My translation is: All by genesis is appropriately apportioned [separated into portions] with beings bound together again by enantiodromia.

As I mentioned in my essay The Abstraction of Change as Opposites and Dialectic:

I have used a transliteration of the compound Greek word - ἐναντιοδρομίας - rather than given a particular translation, since the term enantiodromia in my view suggests the uniqueness of expression of the original, and which original in my view is not adequately, and most certainly not accurately, described by a usual translation such as 'conflict of opposites'.  Rather, what is suggested is 'confrontational contest' - that is, by facing up to the expected/planned/inevitable contest.

Interestingly, Carl Jung - who was familiar with the sayings of Heraclitus - used the term enantiodromia to describe the emergence of a trait (of character) to offset another trait and so restore a certain psychological balance within the individual.

[3] Fragment 80 - qv.
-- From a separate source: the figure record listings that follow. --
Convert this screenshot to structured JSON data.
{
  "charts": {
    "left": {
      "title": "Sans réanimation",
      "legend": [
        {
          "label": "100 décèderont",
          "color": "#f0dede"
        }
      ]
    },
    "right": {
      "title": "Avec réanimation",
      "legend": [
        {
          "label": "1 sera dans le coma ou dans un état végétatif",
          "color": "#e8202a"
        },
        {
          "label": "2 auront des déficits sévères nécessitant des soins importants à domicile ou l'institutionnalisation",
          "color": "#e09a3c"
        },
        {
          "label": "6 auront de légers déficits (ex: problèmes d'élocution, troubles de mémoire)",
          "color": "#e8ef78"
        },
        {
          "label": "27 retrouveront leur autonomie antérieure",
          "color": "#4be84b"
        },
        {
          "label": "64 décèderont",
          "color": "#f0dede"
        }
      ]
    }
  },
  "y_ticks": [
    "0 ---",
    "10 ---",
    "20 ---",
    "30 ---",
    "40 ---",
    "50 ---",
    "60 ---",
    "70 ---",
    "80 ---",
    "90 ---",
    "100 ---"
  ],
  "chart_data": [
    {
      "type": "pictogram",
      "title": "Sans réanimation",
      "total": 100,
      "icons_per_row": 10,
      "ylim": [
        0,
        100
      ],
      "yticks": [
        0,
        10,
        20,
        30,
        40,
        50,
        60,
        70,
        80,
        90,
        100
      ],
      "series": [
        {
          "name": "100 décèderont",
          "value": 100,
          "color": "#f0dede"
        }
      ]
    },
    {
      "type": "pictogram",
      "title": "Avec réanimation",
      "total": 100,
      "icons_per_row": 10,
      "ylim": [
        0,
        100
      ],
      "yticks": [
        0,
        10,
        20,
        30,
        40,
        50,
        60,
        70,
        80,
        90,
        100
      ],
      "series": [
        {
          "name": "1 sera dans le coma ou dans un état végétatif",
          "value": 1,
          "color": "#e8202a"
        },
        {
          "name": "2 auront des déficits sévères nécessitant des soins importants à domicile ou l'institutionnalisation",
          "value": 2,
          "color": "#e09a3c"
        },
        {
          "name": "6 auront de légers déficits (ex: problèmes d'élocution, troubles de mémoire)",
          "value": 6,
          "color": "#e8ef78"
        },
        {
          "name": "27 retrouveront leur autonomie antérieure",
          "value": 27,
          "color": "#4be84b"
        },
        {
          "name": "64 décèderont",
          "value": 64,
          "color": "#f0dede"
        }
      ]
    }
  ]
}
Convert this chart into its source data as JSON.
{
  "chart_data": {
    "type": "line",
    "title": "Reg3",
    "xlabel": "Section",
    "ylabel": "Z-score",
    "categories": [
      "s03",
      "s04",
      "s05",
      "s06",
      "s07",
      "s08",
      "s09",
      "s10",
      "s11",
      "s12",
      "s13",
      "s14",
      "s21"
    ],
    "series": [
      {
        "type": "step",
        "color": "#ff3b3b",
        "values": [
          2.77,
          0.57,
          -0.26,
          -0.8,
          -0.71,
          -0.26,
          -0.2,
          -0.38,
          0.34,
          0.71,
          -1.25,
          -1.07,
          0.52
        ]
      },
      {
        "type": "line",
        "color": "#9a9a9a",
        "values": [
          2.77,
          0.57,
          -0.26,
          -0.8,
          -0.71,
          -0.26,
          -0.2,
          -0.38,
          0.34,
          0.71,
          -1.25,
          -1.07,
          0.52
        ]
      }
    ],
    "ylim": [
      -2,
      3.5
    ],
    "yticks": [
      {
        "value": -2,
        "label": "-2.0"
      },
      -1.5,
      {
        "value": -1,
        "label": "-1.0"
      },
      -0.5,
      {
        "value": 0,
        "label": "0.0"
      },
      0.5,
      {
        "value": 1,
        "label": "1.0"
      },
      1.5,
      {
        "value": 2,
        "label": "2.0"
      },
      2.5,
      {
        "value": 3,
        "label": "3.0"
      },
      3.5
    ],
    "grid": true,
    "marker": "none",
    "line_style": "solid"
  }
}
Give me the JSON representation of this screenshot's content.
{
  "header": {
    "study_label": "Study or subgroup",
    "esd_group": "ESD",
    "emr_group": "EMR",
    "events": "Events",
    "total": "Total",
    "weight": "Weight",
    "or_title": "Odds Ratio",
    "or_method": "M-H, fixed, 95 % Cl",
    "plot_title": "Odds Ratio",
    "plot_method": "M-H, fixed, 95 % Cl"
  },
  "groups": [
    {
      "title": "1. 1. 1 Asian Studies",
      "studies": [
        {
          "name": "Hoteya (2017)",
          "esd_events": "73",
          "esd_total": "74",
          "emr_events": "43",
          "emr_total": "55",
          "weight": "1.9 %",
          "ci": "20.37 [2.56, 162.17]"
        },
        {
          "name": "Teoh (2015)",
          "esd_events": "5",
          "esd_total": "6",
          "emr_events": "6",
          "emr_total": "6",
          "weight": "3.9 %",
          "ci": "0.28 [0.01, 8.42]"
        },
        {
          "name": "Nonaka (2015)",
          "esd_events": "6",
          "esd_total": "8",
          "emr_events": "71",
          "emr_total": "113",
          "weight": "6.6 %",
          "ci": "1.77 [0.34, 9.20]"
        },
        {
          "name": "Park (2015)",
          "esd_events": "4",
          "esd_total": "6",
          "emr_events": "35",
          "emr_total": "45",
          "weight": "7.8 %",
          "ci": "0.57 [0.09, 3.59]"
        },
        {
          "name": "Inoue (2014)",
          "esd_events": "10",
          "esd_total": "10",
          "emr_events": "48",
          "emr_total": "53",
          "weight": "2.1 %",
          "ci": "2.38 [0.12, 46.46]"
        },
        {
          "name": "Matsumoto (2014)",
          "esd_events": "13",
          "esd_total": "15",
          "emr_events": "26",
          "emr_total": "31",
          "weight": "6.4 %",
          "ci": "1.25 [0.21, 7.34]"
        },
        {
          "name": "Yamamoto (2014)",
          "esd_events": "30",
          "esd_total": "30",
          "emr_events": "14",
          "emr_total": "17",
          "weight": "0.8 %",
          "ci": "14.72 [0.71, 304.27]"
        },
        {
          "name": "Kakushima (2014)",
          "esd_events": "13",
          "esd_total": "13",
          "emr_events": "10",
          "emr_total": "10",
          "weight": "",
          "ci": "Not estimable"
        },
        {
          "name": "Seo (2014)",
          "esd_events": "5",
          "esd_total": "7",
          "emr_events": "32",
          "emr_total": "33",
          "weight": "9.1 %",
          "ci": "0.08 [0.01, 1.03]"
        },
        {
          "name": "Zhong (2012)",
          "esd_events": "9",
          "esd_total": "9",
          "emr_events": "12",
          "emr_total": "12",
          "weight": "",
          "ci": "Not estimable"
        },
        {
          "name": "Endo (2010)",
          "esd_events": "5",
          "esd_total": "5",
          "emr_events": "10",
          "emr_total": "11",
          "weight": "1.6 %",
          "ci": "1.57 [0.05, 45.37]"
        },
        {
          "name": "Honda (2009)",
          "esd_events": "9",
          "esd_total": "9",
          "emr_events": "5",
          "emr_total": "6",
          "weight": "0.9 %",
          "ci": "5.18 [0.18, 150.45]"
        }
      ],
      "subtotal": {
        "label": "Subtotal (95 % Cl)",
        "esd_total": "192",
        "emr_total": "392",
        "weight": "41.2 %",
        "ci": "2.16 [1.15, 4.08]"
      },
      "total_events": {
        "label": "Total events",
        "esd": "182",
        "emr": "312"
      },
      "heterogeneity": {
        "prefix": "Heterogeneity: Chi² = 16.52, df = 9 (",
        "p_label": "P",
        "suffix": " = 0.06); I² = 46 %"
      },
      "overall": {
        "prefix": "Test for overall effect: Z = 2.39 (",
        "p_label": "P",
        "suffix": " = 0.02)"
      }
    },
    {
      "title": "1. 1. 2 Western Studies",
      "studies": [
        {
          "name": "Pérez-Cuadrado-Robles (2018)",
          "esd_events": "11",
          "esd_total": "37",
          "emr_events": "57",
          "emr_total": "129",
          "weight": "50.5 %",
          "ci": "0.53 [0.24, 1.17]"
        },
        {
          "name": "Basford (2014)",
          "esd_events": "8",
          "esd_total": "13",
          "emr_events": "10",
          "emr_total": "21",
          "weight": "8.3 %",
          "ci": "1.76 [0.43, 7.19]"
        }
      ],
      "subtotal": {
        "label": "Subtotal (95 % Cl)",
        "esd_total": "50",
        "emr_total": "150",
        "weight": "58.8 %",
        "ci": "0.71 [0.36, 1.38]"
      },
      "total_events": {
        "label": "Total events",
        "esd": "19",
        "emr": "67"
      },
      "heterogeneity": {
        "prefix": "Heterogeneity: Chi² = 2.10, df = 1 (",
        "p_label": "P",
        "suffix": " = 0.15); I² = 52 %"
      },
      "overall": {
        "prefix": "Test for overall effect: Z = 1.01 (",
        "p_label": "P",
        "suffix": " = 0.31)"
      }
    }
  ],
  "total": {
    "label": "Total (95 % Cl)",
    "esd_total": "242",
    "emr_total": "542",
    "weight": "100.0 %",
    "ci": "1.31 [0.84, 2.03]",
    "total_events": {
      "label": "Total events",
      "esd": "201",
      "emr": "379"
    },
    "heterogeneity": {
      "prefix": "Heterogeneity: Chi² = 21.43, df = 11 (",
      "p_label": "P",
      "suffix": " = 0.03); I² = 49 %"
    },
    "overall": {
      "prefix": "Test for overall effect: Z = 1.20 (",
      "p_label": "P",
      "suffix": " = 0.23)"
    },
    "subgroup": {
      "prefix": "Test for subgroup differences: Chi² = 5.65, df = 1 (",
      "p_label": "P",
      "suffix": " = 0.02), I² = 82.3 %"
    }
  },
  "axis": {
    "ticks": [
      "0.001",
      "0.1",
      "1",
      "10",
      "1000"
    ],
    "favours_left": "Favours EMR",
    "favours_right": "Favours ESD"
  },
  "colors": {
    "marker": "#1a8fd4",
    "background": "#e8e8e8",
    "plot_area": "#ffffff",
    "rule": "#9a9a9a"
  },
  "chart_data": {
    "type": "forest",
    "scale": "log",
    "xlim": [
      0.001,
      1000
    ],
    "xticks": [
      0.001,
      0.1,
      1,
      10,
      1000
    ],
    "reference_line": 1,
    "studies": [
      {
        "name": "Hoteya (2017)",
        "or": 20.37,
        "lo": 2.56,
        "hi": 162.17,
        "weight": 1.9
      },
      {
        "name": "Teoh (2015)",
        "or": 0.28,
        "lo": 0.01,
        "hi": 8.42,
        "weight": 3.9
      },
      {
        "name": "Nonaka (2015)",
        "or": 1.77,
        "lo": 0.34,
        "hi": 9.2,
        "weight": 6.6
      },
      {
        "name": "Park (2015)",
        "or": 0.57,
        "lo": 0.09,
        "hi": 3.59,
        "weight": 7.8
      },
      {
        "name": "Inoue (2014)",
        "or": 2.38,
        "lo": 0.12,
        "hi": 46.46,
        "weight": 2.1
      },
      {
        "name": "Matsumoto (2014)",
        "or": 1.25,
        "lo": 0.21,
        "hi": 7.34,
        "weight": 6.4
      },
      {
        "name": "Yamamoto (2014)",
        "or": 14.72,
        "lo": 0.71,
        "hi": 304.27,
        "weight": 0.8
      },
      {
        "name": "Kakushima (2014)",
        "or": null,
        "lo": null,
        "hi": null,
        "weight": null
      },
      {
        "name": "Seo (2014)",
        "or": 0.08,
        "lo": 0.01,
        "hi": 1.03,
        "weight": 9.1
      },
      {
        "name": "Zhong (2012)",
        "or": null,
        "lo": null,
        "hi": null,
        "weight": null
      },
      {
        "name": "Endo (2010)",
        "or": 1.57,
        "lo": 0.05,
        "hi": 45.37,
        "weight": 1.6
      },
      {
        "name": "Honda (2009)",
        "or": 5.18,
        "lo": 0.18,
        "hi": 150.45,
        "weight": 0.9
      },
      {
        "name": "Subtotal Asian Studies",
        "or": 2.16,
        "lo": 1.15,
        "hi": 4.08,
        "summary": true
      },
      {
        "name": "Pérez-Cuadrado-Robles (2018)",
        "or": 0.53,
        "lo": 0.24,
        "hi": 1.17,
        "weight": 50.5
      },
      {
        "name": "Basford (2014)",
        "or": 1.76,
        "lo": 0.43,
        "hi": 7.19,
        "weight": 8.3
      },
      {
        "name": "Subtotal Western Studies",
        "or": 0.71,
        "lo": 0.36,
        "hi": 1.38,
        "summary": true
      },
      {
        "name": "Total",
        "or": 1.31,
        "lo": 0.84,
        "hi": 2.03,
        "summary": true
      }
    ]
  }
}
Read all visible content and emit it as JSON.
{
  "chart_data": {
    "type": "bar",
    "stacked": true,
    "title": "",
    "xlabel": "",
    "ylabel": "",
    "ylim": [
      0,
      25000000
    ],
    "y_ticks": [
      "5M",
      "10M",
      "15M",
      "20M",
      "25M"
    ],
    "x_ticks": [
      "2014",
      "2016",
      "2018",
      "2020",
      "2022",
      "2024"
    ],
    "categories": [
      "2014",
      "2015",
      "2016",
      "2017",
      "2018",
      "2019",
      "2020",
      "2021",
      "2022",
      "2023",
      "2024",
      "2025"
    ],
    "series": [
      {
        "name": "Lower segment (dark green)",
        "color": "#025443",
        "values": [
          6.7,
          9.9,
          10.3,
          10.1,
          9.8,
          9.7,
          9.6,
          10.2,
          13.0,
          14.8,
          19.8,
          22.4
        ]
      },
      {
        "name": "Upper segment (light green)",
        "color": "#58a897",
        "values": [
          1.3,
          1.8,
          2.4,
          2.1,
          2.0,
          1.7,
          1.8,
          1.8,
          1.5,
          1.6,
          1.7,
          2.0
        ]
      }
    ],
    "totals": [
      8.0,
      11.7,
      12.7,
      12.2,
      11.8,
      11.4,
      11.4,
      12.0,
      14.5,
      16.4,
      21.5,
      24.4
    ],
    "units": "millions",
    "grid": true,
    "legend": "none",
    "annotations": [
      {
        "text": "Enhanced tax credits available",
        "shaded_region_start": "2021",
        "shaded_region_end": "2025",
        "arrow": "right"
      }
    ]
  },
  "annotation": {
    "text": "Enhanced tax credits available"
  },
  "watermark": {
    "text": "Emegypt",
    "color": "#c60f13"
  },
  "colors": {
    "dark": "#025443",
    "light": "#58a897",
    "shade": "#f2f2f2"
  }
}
Some Notes on Πόλεμος and Δίκη in Heraclitus B80 and also The Balance of Physis – Notes on λόγος and ἀληθέα in Heraclitus.

As I noted in The Abstraction of Change as Opposites and Dialectic, it is interesting that:
"in the recounted tales of Greek mythology attributed to Aesop, and in circulation at the time of Heraclitus, a personified πόλεμος (as the δαίμων of kindred strife) married a personified ὕβρις (as the δαίμων of arrogant pride) [8] and that it was a common folk belief that πόλεμος accompanied ὕβρις - that is, that Polemos followed Hubris around rather than vice versa, causing or bringing ἔρις."

[4] In respect of the numinous principle of Δίκα, refer to my short essay The Principle of Δίκα.

[5] As mentioned elsewhere, wu-wei is a Taoist term used in my philosophy of The Numinous Way "to refer to a personal ‘letting-be’ deriving from a feeling, a knowing, that an essential part of wisdom is cultivation of an interior personal balance and which cultivation requires acceptance that one must work with, or employ, things according to their nature, for to do otherwise is incorrect, and inclines us toward, or is, being excessive – that is, is ὕβρις. In practice, this is the cultivation of a certain (an acausal, numinous) perspective – that life, things/beings, change, flow, exist, in certain natural ways which we human beings cannot change however hard we might try; that such a hardness of human trying, a belief in such hardness, is unwise, un-natural, upsets the natural balance and can cause misfortune/suffering for us and/or for others, now or in the future. Thus success lies in discovering the inner nature of things/beings/ourselves and gently, naturally, slowly, working with this inner nature, not striving against it."

I first became acquainted with the concept of wu-wei when, as a youth living in the Far East, I studied Taoism and a learnt a martial art based on Taoism. Thus it might be fair to assume that Taoism may well have influenced, to some degree, the development of my weltanschauung.

[6] The quote is from my essay Humility, Abstractions, and Belief.